Coming from a Christian background my understanding of Zen as far as
I have learned is that it is by its very nature possible to
combine/rationalise it with other religions. There are authorised
Zen masters active in the Christian church for example. Only the
most exclusivist traditions of the Abrahamic faiths forbid this as a
path, and I have not found any Bhuddist tradition, especially not
Zen that advises against it. On the contrary, my understanding is
that the Mahayana tradition in particular discourages abandoning
other faiths unless the devotee has fully explored them. The Dalai
Lama has said as much.
The Bhuddist Dharma in general does not as a first priority attempt
to explain the nature and mechanism of Divine Will. It is instead
primarily a remedy for suffering. Since the relief of suffering is
also an aspiration of all three Abrahamic faiths, there is scope for
incorporating the techniques of Zen into the spirituality of these
--- In Zen_Forum@yahoogroups.com, Serge Blais <[EMAIL PROTECTED]> wrote:
> (Wrong button previous post, sorry)
> There are many paths to get to the top of the
> mountain, but if you keep jumping from one path to
> another one, you'll never get anywhere.

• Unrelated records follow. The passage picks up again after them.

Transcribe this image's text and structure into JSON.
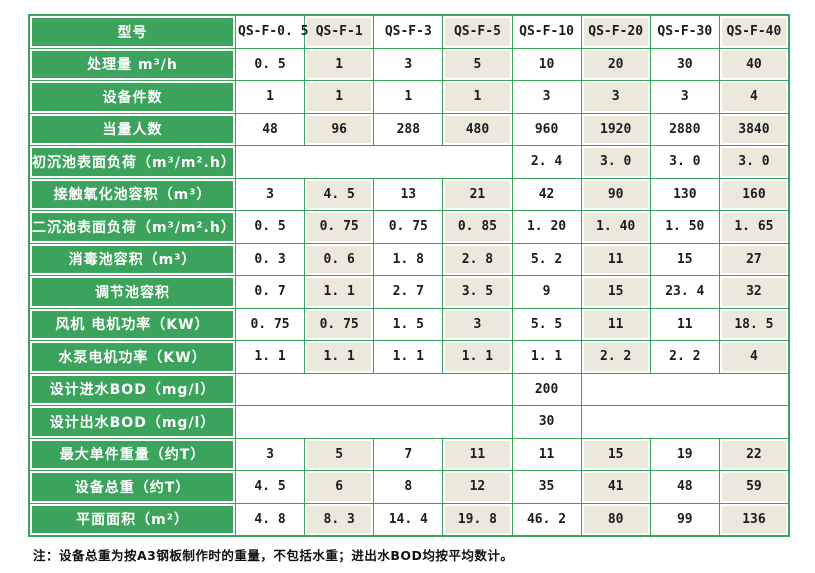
{
  "colors": {
    "green": "#3CA35C",
    "beige": "#EBE8DC",
    "text": "#1C1C1C",
    "grid_white": "#FFFFFF"
  },
  "table": {
    "header": {
      "label": "型号",
      "models": [
        "QS-F-0. 5",
        "QS-F-1",
        "QS-F-3",
        "QS-F-5",
        "QS-F-10",
        "QS-F-20",
        "QS-F-30",
        "QS-F-40"
      ]
    },
    "rows": [
      {
        "label": "处理量 m³/h",
        "cells": [
          {
            "t": "0. 5"
          },
          {
            "t": "1"
          },
          {
            "t": "3"
          },
          {
            "t": "5"
          },
          {
            "t": "10"
          },
          {
            "t": "20"
          },
          {
            "t": "30"
          },
          {
            "t": "40"
          }
        ]
      },
      {
        "label": "设备件数",
        "cells": [
          {
            "t": "1"
          },
          {
            "t": "1"
          },
          {
            "t": "1"
          },
          {
            "t": "1"
          },
          {
            "t": "3"
          },
          {
            "t": "3"
          },
          {
            "t": "3"
          },
          {
            "t": "4"
          }
        ]
      },
      {
        "label": "当量人数",
        "cells": [
          {
            "t": "48"
          },
          {
            "t": "96"
          },
          {
            "t": "288"
          },
          {
            "t": "480"
          },
          {
            "t": "960"
          },
          {
            "t": "1920"
          },
          {
            "t": "2880"
          },
          {
            "t": "3840"
          }
        ]
      },
      {
        "label": "初沉池表面负荷（m³/m².h）",
        "cells": [
          {
            "t": "",
            "span": 4
          },
          {
            "t": "2. 4"
          },
          {
            "t": "3. 0"
          },
          {
            "t": "3. 0"
          },
          {
            "t": "3. 0"
          }
        ]
      },
      {
        "label": "接触氧化池容积（m³）",
        "cells": [
          {
            "t": "3"
          },
          {
            "t": "4. 5"
          },
          {
            "t": "13"
          },
          {
            "t": "21"
          },
          {
            "t": "42"
          },
          {
            "t": "90"
          },
          {
            "t": "130"
          },
          {
            "t": "160"
          }
        ]
      },
      {
        "label": "二沉池表面负荷（m³/m².h）",
        "cells": [
          {
            "t": "0. 5"
          },
          {
            "t": "0. 75"
          },
          {
            "t": "0. 75"
          },
          {
            "t": "0. 85"
          },
          {
            "t": "1. 20"
          },
          {
            "t": "1. 40"
          },
          {
            "t": "1. 50"
          },
          {
            "t": "1. 65"
          }
        ]
      },
      {
        "label": "消毒池容积（m³）",
        "cells": [
          {
            "t": "0. 3"
          },
          {
            "t": "0. 6"
          },
          {
            "t": "1. 8"
          },
          {
            "t": "2. 8"
          },
          {
            "t": "5. 2"
          },
          {
            "t": "11"
          },
          {
            "t": "15"
          },
          {
            "t": "27"
          }
        ]
      },
      {
        "label": "调节池容积",
        "cells": [
          {
            "t": "0. 7"
          },
          {
            "t": "1. 1"
          },
          {
            "t": "2. 7"
          },
          {
            "t": "3. 5"
          },
          {
            "t": "9"
          },
          {
            "t": "15"
          },
          {
            "t": "23. 4"
          },
          {
            "t": "32"
          }
        ]
      },
      {
        "label": "风机 电机功率（KW）",
        "cells": [
          {
            "t": "0. 75"
          },
          {
            "t": "0. 75"
          },
          {
            "t": "1. 5"
          },
          {
            "t": "3"
          },
          {
            "t": "5. 5"
          },
          {
            "t": "11"
          },
          {
            "t": "11"
          },
          {
            "t": "18. 5"
          }
        ]
      },
      {
        "label": "水泵电机功率（KW）",
        "cells": [
          {
            "t": "1. 1"
          },
          {
            "t": "1. 1"
          },
          {
            "t": "1. 1"
          },
          {
            "t": "1. 1"
          },
          {
            "t": "1. 1"
          },
          {
            "t": "2. 2"
          },
          {
            "t": "2. 2"
          },
          {
            "t": "4"
          }
        ]
      },
      {
        "label": "设计进水BOD（mg/l）",
        "cells": [
          {
            "t": "",
            "span": 4
          },
          {
            "t": "200"
          },
          {
            "t": "",
            "span": 3
          }
        ]
      },
      {
        "label": "设计出水BOD（mg/l）",
        "cells": [
          {
            "t": "",
            "span": 4
          },
          {
            "t": "30"
          },
          {
            "t": "",
            "span": 3
          }
        ]
      },
      {
        "label": "最大单件重量（约T）",
        "cells": [
          {
            "t": "3"
          },
          {
            "t": "5"
          },
          {
            "t": "7"
          },
          {
            "t": "11"
          },
          {
            "t": "11"
          },
          {
            "t": "15"
          },
          {
            "t": "19"
          },
          {
            "t": "22"
          }
        ]
      },
      {
        "label": "设备总重（约T）",
        "cells": [
          {
            "t": "4. 5"
          },
          {
            "t": "6"
          },
          {
            "t": "8"
          },
          {
            "t": "12"
          },
          {
            "t": "35"
          },
          {
            "t": "41"
          },
          {
            "t": "48"
          },
          {
            "t": "59"
          }
        ]
      },
      {
        "label": "平面面积（m²）",
        "cells": [
          {
            "t": "4. 8"
          },
          {
            "t": "8. 3"
          },
          {
            "t": "14. 4"
          },
          {
            "t": "19. 8"
          },
          {
            "t": "46. 2"
          },
          {
            "t": "80"
          },
          {
            "t": "99"
          },
          {
            "t": "136"
          }
        ]
      }
    ]
  },
  "note": "注：设备总重为按A3钢板制作时的重量，不包括水重；进出水BOD均按平均数计。"
}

> Some people can reconcile following more than one
> path, but they are few that can actually do it.
> We all "believe" that the end up to the same place.
> But how many have reached the top and can actually
> tell us that any path will get us to the same place?
> My view is, take your path and follow it, regardless
> of anyone else is saying. This may fall into an
> organized group, it may not.
> > > You know what else is cool, is that in Hebrew the
> > word for Spirit
> > is
> > > the same for the word for "wind." We can think of
> > "wind" as breath
> > > if we want. It all comes back to the breath!
> > >
> > It's a "stretch" all right. I find the "Buddhism
> > teaches the same
> > thing as Christianity" idea an exercise in political
> > correctness that
> > is corrosive to the teachings in both traditions.
> > They get watered
> > down to the least common denomonator. I think we
> > should just let
> > each tradition speak for itself.